Ok, at that point you’re just reproducing (more modern versions of) Everett, though, and you’re vulnerable to all the normal objections there. I don’t think that’s necessarily an invalid perspective, but QFT isn’t buying that much for you here…maybe it makes Bohmian perspectives specifically look dumber, but they’re somehow at peace with not being able to reproduce QFT regardless. It doesn’t distinguish between Everett and QBism anyway. (“QFT postulates that the entire universe is just a giant quantum field” is if anything harder to defend from the formalism alone than “QFT is a tool used by agents to compute correlation functions”.)
What I meant by the “wavefunciton is real and covers the entire universe” is not Everett’s many-world interpretation, where all particles are real and all measurements of all particles exist in some multiverse fashion. My interpretation is more like the following: suppose you have a system traditionally described as the following: a beam of particles moving in one direction, with an associated uncertainty, and you can make measurements of the locations of the particles. What is actually real is the beam or wavefunction or quantum field, which evolve deterministically according to the rules in quantum mechanics, the probabilistic nature of the measured “particles” are simply a result of the statistical measurements of the properties of the wavefunction/field. The important variables here which define the evolution of the wavefunciton/field are the quantum expectation values and the quantum variance for the wavefunction/field, which arise from some sigma-algebra associated with the wavefunction/field. The uncertainty in the quantum expectation and so forth arises from the fact that wavefunctions and quantum fields aren’t point particles, but extended objects, and so one cannot exactly measure the quantum expectation values and quantum variance of a wavefunction, just as one cannot exactly measure the centre of mass for a ball of putty in classical mechanics, it comes with an expected value and variance.
I mean, you absolutely can measure the center of mass of a ball of putty exactly in classical mechanics, if you’re modeling the putty with fluid mechanics. You can’t measure it if you’re modeling the putty with statistical mechanics, but that’s because statistical mechanics is probabilistic, not because extended objects are.
More generally, I think your perspective still lands you on something like Everett (if, again, one of the more modern versions of it). More modern commentators on Everett (Deutsch etc.) generally don’t think that the particle picture is correct. They think the universe has a wavefunction which evolves deterministically, and that any individual person experiences part of that wavefunction, with the whole wavefunction “existing” in some sense.
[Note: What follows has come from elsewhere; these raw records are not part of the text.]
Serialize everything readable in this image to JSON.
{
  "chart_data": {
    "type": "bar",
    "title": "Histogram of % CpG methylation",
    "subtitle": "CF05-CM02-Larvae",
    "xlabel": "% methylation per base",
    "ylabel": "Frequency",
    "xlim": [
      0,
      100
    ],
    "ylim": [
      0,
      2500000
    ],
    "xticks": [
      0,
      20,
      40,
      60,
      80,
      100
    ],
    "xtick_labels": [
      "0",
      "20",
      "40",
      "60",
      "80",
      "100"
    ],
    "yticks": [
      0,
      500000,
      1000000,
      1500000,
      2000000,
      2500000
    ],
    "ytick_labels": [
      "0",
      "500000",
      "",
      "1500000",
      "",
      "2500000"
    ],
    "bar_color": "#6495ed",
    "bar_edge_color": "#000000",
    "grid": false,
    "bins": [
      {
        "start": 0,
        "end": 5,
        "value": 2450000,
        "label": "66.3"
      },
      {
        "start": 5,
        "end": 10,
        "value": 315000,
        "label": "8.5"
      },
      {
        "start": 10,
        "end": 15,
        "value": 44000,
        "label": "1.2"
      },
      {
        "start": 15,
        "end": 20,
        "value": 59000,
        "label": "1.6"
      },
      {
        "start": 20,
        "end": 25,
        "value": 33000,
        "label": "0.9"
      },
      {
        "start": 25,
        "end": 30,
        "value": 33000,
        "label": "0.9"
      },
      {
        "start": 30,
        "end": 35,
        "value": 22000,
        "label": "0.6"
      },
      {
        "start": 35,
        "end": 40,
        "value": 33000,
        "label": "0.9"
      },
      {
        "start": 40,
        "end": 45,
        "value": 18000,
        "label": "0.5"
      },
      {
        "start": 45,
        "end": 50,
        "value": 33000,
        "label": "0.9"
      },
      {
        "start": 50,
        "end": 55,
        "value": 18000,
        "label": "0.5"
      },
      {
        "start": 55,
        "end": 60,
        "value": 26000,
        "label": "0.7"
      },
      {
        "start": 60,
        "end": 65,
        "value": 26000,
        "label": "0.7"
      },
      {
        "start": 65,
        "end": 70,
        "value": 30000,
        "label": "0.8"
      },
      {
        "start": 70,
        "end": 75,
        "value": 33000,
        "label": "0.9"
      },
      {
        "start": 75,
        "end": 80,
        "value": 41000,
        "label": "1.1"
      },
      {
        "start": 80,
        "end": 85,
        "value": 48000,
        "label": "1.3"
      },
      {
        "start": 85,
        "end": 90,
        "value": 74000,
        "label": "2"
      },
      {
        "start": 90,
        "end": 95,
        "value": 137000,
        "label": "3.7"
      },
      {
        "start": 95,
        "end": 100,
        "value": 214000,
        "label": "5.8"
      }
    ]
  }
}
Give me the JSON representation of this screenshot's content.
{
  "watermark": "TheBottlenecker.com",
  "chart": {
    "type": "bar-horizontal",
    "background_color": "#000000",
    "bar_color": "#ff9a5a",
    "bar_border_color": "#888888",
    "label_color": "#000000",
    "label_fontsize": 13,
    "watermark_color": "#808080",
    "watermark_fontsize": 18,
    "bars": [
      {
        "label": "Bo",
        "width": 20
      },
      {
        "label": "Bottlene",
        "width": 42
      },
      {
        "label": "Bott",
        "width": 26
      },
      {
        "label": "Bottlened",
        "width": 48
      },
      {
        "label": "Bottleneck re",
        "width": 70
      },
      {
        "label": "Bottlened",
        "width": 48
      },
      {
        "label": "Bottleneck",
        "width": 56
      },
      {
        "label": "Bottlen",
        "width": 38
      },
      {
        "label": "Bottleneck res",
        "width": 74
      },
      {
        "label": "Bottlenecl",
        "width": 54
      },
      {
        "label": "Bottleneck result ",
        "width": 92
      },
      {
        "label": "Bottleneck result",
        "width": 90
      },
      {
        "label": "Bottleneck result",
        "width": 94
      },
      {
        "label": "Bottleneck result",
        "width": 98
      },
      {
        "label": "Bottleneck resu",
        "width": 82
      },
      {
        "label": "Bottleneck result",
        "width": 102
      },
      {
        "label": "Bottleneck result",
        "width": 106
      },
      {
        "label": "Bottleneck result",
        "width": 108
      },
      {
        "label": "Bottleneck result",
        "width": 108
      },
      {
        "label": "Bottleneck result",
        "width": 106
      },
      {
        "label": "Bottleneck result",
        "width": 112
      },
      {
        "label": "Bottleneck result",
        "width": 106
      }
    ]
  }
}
In particular, your perspective seems like it would give exactly the same “gee whiz” kinds of imagery that Everett does. Suppose someone has a radioactive atom, and makes a decision to buy a car based on whether it decays in a time equal to its half-life. Under your perspective, the wavefunction of the universe is real and evolves deterministically, so it certainly sounds like reality contains both outcomes: the person both buys and does not buy the car. That’s Everett.
I should add that classical behaviour isn’t a result of wavefunctions/quantum fields “collapsing” into a pure classical state upon observation, it is the result of the thermodynamic limit of quantum statistical mechanics when N goes to infinity.